So I launched my first Twitter bot today: The Gas Face Bot, a bot that simply picks a random proper noun from a huge list taken from CMU's NELL project, and tweets it out in the the form "_____ gets the #gasface". With approximately 2.5 million nouns, I think this bot will own that hashtage for quite some time.
Picking a random piece of data from 2.5 million choices turned out to be a sticky wicket, especially since I was using Google Apps Script to run the bot. Do I store the data in the PropertiesService? In a cloud MySQL database? I churned through a couple of ideas before I hit on the simple idea of storing the data in text files; that is, split the 2.5 million item list into files 10,000 lines long (using the beloved Unix command split, which I stupidly did not use after trying to roll my own inefficient text splitter), store the files in a Google Drive directory, and write code to access these files using the DriveApp class.
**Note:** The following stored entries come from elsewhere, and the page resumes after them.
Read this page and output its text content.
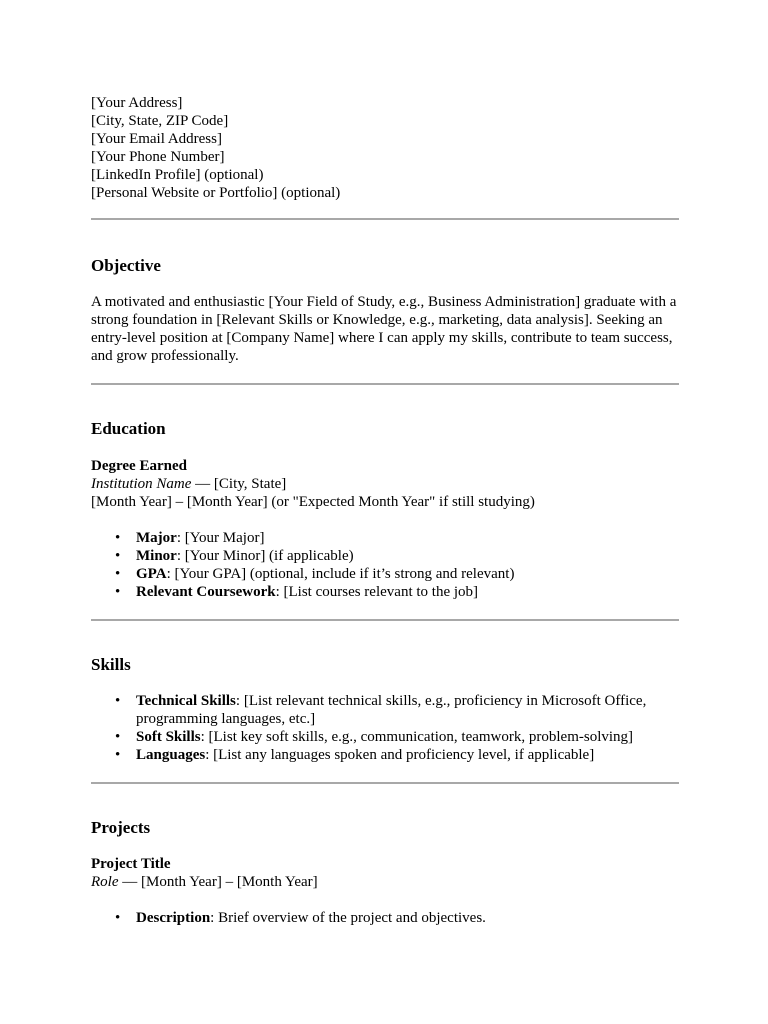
[Your Address]
[City, State, ZIP Code]
[Your Email Address]
[Your Phone Number]
[LinkedIn Profile] (optional)
[Personal Website or Portfolio] (optional)
Objective

A motivated and enthusiastic [Your Field of Study, e.g., Business Administration] graduate with a strong foundation in [Relevant Skills or Knowledge, e.g., marketing, data analysis]. Seeking an entry-level position at [Company Name] where I can apply my skills, contribute to team success, and grow professionally.

Education
Degree Earned
Institution Name — [City, State]
[Month Year] – [Month Year] (or "Expected Month Year" if still studying)
• Major: [Your Major]
• Minor: [Your Minor] (if applicable)
• GPA: [Your GPA] (optional, include if it’s strong and relevant)
• Relevant Coursework: [List courses relevant to the job]
Skills
• Technical Skills: [List relevant technical skills, e.g., proficiency in Microsoft Office, programming languages, etc.]
• Soft Skills: [List key soft skills, e.g., communication, teamwork, problem-solving]
• Languages: [List any languages spoken and proficiency level, if applicable]
Projects
Project Title
Role — [Month Year] – [Month Year]
• Description: Brief overview of the project and objectives.
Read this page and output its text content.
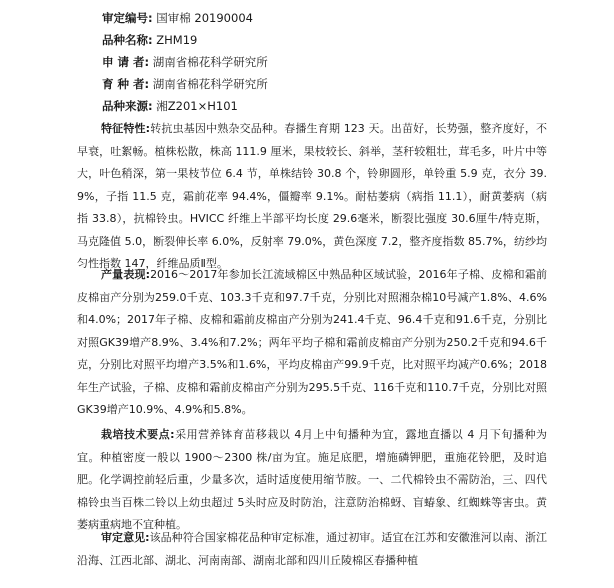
审定编号: 国审棉 20190004
品种名称: ZHM19
申 请 者: 湖南省棉花科学研究所
育 种 者: 湖南省棉花科学研究所
品种来源: 湘Z201×H101

特征特性:转抗虫基因中熟杂交品种。春播生育期 123 天。出苗好，长势强，整齐度好，不早衰，吐絮畅。植株松散，株高 111.9 厘米，果枝较长、斜举，茎秆较粗壮，茸毛多，叶片中等大，叶色稍深，第一果枝节位 6.4 节，单株结铃 30.8 个，铃卵圆形，单铃重 5.9 克，衣分 39.9%，子指 11.5 克，霜前花率 94.4%，僵瓣率 9.1%。耐枯萎病（病指 11.1），耐黄萎病（病指 33.8），抗棉铃虫。HVICC 纤维上半部平均长度 29.6毫米，断裂比强度 30.6厘牛/特克斯，马克隆值 5.0，断裂伸长率 6.0%，反射率 79.0%，黄色深度 7.2，整齐度指数 85.7%，纺纱均匀性指数 147，纤维品质Ⅱ型。

产量表现:2016～2017年参加长江流域棉区中熟品种区域试验，2016年子棉、皮棉和霜前皮棉亩产分别为259.0千克、103.3千克和97.7千克，分别比对照湘杂棉10号减产1.8%、4.6%和4.0%；2017年子棉、皮棉和霜前皮棉亩产分别为241.4千克、96.4千克和91.6千克，分别比对照GK39增产8.9%、3.4%和7.2%；两年平均子棉和霜前皮棉亩产分别为250.2千克和94.6千克，分别比对照平均增产3.5%和1.6%，平均皮棉亩产99.9千克，比对照平均减产0.6%；2018年生产试验，子棉、皮棉和霜前皮棉亩产分别为295.5千克、116千克和110.7千克，分别比对照GK39增产10.9%、4.9%和5.8%。

栽培技术要点:采用营养钵育苗移栽以 4月上中旬播种为宜，露地直播以 4 月下旬播种为宜。种植密度一般以 1900～2300 株/亩为宜。施足底肥，增施磷钾肥，重施花铃肥，及时追肥。化学调控前轻后重，少量多次，适时适度使用缩节胺。一、二代棉铃虫不需防治，三、四代棉铃虫当百株二铃以上幼虫超过 5头时应及时防治，注意防治棉蚜、盲蝽象、红蜘蛛等害虫。黄萎病重病地不宜种植。

审定意见:该品种符合国家棉花品种审定标准，通过初审。适宜在江苏和安徽淮河以南、浙江沿海、江西北部、湖北、河南南部、湖南北部和四川丘陵棉区春播种植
Splitting up the files made it much easier to handle the data in GS (it's only a few thousand lines, which can quickly be split up into an Array), and made it much more likely to pick a random item somewhere in the middle of the list. So imagine my surprise when one of the very first tweets it sent out referenced one of my wife's favorite bands:
Julie Ruin gets the #gasface— The Gas Face Bot (@thegasfacebot) January 18, 2016
I think this was the Twitter bot gods sending me a message, but I can't figure out if it's a good or bad omen.